Knotted pile or knotted weave is the method of weaving used in most rugs. In this technique the rug is woven by creation of knots. A short piece of yarn is tied by hand around two neighboring warp strands creating a knot on the surface of the rug. After each row of knots is created, one or more strands of weft are passed through a complete set of warp strands. Then the knots and the weft strands are beaten with a comb securing the knots in place. A rug can consist of 25 to over 1,000 knots per square inch.

== Fabrics ==

===Warp pile weave===
- Velvet, a pile weave made of filament fiber with the pile yarn in the lengthwise or warp direction.
- Frieze
- Terrycloth, a pile fabric (usually cotton) with uncut loops on both sides. The pile in terrycloth is formed by a special weaving arrangement in which three picks or fillings are inserted and beaten up with one motion of the reed. Common varieties include two-pick and three-pick terries with three-pick one being the highest quality, it has two picks under the pile loop and one pick between loops. Each loop acts as a tiny sponge.
 Terrycloth's large absorption capacity makes it the fabric of choice for bath towels and bath robes.

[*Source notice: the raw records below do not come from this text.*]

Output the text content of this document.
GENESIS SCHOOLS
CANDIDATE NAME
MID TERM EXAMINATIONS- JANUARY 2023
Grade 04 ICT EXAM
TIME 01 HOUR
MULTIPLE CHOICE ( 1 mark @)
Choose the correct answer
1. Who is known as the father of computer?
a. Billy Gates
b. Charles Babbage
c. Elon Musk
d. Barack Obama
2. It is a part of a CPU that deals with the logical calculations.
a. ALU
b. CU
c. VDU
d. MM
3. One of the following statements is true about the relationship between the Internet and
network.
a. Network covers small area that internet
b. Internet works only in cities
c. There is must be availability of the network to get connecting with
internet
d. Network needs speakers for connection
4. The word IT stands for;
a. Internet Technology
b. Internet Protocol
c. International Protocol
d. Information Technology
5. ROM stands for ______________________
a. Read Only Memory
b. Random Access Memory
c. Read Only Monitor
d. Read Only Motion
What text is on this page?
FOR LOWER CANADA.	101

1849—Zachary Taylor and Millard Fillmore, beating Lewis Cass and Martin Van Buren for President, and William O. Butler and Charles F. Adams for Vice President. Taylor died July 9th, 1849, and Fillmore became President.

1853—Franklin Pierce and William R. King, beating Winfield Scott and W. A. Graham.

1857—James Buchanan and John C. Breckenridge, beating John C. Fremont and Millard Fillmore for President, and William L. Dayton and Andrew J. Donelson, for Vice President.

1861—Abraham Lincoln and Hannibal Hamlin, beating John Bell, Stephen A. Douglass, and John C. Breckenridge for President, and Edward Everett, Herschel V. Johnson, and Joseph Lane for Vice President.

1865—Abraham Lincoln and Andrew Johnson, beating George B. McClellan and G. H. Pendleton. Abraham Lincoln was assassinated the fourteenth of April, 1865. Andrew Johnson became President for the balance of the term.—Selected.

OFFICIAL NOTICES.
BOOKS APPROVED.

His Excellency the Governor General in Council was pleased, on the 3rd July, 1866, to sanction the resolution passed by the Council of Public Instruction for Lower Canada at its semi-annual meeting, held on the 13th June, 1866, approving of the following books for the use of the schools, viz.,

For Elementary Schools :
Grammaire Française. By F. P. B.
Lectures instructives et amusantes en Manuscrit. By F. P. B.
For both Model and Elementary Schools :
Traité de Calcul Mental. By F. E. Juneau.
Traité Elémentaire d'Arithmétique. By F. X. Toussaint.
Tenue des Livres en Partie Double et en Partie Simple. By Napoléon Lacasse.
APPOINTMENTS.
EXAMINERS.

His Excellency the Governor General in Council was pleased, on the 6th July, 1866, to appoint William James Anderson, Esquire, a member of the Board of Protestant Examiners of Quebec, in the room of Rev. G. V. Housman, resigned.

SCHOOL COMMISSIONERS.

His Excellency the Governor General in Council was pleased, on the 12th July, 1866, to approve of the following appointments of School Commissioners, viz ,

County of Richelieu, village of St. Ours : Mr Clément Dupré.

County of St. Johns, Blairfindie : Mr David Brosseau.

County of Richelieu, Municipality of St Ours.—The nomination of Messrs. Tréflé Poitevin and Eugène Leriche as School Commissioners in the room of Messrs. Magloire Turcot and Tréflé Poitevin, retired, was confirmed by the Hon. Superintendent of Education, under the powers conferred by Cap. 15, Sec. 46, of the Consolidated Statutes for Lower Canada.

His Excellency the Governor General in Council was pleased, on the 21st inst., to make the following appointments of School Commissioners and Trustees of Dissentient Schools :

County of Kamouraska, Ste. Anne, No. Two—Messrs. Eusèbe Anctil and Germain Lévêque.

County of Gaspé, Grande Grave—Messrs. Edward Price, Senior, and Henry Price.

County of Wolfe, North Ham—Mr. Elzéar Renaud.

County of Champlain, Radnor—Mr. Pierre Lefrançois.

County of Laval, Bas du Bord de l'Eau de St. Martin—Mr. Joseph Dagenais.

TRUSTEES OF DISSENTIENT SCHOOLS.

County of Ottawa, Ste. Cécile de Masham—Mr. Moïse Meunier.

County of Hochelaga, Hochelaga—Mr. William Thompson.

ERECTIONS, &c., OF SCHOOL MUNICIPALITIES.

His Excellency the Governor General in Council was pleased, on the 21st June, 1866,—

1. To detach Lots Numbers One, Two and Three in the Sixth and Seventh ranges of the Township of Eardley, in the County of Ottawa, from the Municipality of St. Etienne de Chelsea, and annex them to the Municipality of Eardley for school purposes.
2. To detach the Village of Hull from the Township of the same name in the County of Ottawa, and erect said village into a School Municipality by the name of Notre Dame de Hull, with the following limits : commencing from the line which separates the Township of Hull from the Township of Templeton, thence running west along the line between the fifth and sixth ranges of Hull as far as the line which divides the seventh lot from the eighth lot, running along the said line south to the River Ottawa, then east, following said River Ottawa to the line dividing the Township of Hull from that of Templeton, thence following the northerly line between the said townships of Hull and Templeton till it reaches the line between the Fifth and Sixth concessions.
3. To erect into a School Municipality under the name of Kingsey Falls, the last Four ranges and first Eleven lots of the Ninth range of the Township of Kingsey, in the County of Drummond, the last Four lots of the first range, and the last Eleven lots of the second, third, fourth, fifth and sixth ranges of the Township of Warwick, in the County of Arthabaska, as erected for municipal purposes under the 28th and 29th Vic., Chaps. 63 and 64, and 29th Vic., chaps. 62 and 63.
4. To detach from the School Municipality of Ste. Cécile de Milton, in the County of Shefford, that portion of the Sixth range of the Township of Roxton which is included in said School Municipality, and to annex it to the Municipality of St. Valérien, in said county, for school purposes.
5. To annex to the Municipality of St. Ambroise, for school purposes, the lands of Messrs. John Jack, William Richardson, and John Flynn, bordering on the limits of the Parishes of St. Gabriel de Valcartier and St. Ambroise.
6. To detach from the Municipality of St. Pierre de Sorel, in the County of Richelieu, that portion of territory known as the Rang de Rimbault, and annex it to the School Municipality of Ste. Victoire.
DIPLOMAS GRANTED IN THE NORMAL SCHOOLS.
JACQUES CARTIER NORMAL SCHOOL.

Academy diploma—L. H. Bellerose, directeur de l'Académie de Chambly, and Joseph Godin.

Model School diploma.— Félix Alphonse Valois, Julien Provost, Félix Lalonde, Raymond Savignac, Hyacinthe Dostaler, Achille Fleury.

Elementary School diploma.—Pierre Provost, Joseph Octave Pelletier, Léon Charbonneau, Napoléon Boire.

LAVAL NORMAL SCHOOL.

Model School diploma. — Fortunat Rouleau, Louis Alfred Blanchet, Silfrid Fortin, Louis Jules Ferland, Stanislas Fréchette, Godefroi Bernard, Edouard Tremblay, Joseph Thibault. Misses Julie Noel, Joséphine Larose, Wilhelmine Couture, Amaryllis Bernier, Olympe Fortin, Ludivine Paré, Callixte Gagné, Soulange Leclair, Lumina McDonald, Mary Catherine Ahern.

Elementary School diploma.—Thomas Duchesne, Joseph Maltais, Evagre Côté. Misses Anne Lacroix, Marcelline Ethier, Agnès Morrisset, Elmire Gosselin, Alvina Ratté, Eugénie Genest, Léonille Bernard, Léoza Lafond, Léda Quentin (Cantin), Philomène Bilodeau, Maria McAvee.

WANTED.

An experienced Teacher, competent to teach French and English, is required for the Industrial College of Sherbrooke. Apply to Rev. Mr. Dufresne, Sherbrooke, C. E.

===Filling or weft pile weave ===
- Corduroy, a textile composed of twisted fibers that, when woven, lie parallel (similar to twill) to one another to form the cloth's distinct pattern, a "cord." Modern corduroy is most commonly composed of tufted cords, sometimes exhibiting a channel (bare to the base fabric) between the tufts. Corduroy is, in essence, a ridged form of velvet.
- Velveteen, made of staple fibers (often cotton) with the pile yarn in filling (cross-wise) direction.